As I mentioned last week, I signed up last minute for a 5K taking place a few miles from my hotel where I was staying on business just outside of Washington, DC.
For the first time in a long while I was at a race with no friends, no husband, no running group. And, as it turned out, no gear check. But it wasn't really a problem.
This race was sponsored by the Patent and Trademark Office Society and took place in front of their building in Alexandria, Virginia.
After parking my rental car I walked through a beautiful campus of federal buildings and into the lobby of the building. Did you know the Patent and Trademark Office has a museum? It wasn't open, sadly. Still, it was fun to see the inside of a building that I'd never really given much thought to.
The packet pick up was located on the lower lobby level. Everything in the area seems to be built on a hill so even though you go in on one level you can almost always exit on completely different one.
I grabbed my race number and my t-shirt from the tables in the center and took the shirt back to my car. And, of course, pinned the bib on my tank top. The morning was chilly but the sun was shining. I kept my jacket on while I did my stretches and my warm-up jog. I decided to run to the first mile marker on the out-and-back course to get an idea of what I'd be in for. I'd looked at the elevation chart and was a little worried.
That huge hill? A freeway overpass. And, yes, it was a pace killer on the way up.
I was sweating something fierce by the time I got done and was happy to ditch my jacket. With no gear check, though, I was a little worried. So I put my phone back in the car and asked a nice lady at one of the tables if I could leave my jacket and car keys there.

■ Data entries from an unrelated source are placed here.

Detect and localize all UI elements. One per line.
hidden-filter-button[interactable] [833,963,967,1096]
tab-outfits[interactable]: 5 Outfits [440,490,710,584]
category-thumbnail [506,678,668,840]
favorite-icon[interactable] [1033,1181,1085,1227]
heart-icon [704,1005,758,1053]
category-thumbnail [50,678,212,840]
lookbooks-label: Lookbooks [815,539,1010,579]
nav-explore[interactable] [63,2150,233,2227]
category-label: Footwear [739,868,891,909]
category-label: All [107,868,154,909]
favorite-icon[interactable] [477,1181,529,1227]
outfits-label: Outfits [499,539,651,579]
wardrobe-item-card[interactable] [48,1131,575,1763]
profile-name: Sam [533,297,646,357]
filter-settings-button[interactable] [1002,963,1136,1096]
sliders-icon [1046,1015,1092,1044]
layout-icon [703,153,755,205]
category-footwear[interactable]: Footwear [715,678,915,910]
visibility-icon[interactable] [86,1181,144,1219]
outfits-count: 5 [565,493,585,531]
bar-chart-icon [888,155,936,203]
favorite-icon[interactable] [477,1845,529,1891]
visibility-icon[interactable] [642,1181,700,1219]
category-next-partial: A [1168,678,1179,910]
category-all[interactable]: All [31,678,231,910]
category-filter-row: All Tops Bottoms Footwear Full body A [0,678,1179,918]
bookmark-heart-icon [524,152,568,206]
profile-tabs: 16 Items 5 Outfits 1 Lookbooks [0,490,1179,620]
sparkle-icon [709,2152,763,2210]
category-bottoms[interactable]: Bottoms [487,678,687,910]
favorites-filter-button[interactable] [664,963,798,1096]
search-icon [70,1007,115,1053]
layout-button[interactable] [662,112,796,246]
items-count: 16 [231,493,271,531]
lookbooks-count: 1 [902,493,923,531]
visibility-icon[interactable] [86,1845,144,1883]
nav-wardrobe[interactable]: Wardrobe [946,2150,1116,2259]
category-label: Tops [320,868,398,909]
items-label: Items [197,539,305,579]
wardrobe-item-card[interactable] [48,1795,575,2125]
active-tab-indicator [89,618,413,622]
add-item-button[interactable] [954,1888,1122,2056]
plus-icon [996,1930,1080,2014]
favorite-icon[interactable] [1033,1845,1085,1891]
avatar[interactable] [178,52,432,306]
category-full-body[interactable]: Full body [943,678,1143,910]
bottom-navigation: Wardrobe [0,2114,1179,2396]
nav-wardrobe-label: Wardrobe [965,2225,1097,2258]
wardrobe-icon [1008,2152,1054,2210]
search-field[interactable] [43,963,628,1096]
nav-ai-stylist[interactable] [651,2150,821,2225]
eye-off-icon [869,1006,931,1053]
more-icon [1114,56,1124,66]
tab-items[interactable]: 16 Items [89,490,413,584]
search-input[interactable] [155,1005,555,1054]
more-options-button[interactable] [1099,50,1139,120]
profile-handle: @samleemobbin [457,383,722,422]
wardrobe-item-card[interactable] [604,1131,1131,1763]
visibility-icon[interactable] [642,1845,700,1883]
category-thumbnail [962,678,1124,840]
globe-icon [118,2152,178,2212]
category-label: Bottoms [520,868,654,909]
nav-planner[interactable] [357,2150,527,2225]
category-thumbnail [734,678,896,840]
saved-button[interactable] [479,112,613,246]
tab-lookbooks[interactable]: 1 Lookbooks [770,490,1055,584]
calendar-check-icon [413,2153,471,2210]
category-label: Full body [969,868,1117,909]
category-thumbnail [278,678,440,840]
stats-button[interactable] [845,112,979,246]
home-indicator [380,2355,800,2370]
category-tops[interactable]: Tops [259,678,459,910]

Everyone at this race was really nice. You could tell that most of them work in the building or at least knew each other. There were about 300 people total and most of them were clustered in groups of friends, joking, and laughing. When the PA system wouldn't cooperate and play the National Anthem someone shouted out, "Hey! Why doesn't Jerry sing it??" And a bunch of people laughed. I guess Jerry is a good singer? Or maybe a bad singer? Anyway, someone else stepped up and we were treated to a less-than-perfect version sung by a willing volunteer.
The race was chip timed but I didn't want to start too far in the back lest I get stuck with walkers or less experienced runners. I had some delusional visions of winning my age group or some such thing since it was a small race.
I'll tell you, though, those DC-area runners are FAST. Or at least they go out of the gate fast. But I'd already run up that hill so I knew what to expect. Which means I wasn't too worried when I slowed down on the uphill.
My Garmin beeped exactly at the 1 mile marker. Exciting! 8:16. Hmmm, not as fast as my last 5K. Oh well.
There was a water station before the turn around point but I eschewed water. We saw the race leader go by the in opposite direction minutes ahead of everyone else. Then it was our turn to do the 180-degree turn and head back.
The Garmin beeped after the mile 2 marker which had me slightly concerned. But then it was time to tackle the big hill again which was slightly less steep from this side. Still, it wasn't easy. I didn't even look at my pace.
A slight downhill and then a long, gradual incline up to the turn to the finish. And then another hill! What? Where did this one come from?
I did my best to power up the hill and passed the mile 3 marker at the top. Then, suddenly, I was at the finish line.
The clock said 24:50-something and in my either sleep-deprived or oxygen-deprived state I was bummed. 24:50-something? What a poor showing! Especially when I looked down at my Garmin at it said 3.04 miles instead of 3.1. Bummer!
It wasn't until I looked up the race results later that I realized I'd actually run a pretty good race! I wasn't able to stick around for the awards ceremony (had to get back for conference stuff) and they were only doing awards two deep in 10-year age groups (so I was in the 30-39 age group). Turns out my official results are a time of 24:50 which was good enough for third in my age group and tenth woman overall!
Too bad the race was a hair short so I'm not counting it as a 5K PR. Still, that time translates to an average 8 minute mile even with some decent hills.
And too bad I forgot to reset my Garmin before going for another run a few days later so my stats (and map) are all messed up.
Finding this random race to run was a great decision. Sure, I could have slept in on Sunday morning before the conference started. But this way I was able to see somewhere I'd never been, run a small, fun, friendly race, and get in a workout. All wins in my opinion. So, if you've never done it, I highly recommend searching for a fitness event in the area where you'll be traveling. You never know what you'll find!